I ❤️ GitHub but this really makes me question the integrity and professionalism of this service.
Right, thanks; this work is being done by humans with integrity and professionalism. I'm sorry we've let you down.
We are rolling out the feature flag to a number of people. I'm sorry if you've emailed me and haven't gotten into the beta yet. Still more coming this week.
I ❤️ GitHub but this really makes me question the integrity and professionalism of this service.
Right, thanks; this work is being done by humans with integrity and professionalism. I'm sorry we've let you down.
We are rolling out the feature flag to a number of people. I'm sorry if you've emailed me and haven't gotten into the beta yet. Still more coming this week.
Awesome; thank you @clarkbw for your personal involvement and supervision on this issue.
I'm sure everyone here appreciates that ❤️
@clarkbw sorry for hijacking the thread, but this is kind of related to this issue; are public GH package (docker) registries still on the radar?
I'm running into the same issue pulling images from a secured bintray repository. I'm using docker registry secrets in k8s, and the config works in docker for mac/windows however fails with microk8s using containerd:
Warning Failed 6s (x2 over 20s) kubelet, username-virtualbox Failed to pull image "host.bintray.io/my-image:1.0.0.0-alpine": rpc error: code = Unknown desc = failed to pull and unpack image "host.bintray.io/my-image:1.0.0.0-alpine": failed to copy: httpReaderSeeker: failed open: unexpected status code https://host.bintray.io/v2/my-image/manifests/sha256:XXXXX: 401 Unauthorized - Server message: unauthorized: Unauthorized
Following the thread in this issue I can't figure out is the problem with the container registry or is it with containerd?

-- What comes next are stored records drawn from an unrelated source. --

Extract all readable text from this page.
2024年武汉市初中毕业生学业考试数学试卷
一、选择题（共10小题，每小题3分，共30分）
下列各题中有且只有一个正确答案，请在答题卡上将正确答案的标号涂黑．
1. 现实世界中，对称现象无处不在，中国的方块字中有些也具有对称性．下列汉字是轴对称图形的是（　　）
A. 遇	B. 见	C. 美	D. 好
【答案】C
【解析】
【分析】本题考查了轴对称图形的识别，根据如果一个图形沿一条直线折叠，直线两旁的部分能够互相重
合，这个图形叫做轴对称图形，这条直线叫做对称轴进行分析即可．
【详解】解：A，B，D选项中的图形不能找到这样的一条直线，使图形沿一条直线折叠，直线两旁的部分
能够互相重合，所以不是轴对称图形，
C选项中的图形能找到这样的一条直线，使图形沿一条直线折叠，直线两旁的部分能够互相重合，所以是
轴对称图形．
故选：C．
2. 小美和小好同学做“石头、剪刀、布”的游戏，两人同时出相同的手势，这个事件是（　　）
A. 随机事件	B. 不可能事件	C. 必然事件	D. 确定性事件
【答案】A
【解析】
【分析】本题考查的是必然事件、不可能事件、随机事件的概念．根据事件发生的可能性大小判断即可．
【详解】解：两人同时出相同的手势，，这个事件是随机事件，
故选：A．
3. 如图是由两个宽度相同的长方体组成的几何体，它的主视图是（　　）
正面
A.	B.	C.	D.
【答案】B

The issue of direct sha access is with our current Docker offering. I've connected nearly everyone who reached out from this thread to the fix we have running. Please reach out to me clarkbw@github.com and I can get you setup as well. Hopefully soon we'll be able to have a public offering here.
I'm getting the following error when trying to pull with miicrok8s.
Failed to pull image "docker.pkg.github.com/resplendent-data/front-end/frontend": rpc error: code = NotFound desc = failed to pull and unpack image "docker.pkg.github.com/resplendent-data/front-end/frontend:latest": failed to copy: httpReaderSeeker: failed open: content at https://docker.pkg.github.com/v2/resplendent-data/front-end/frontend/manifests/sha256:XXXX not found: not found
Doing a docker pull works fine.
Hello, can anyone provide feedback on the private beta?
Does it involve some workaround / changing anything on your side? Or will it just fix your/your organization's Github and work as expected?
Thank you.
@clarkbw I'm still waiting fort the invite 🙏
Hello, can anyone provide feedback on the private beta?
Does it involve some workaround / changing anything on your side? Or will it just fix your/your organization's Github and work as expected?
Thank you.@clarkbw I'm still waiting fort the invite 🙏
It has been great for me! I had to change references to the new location, and get my kubernetes regcred working, but the beta itself is working smoothly.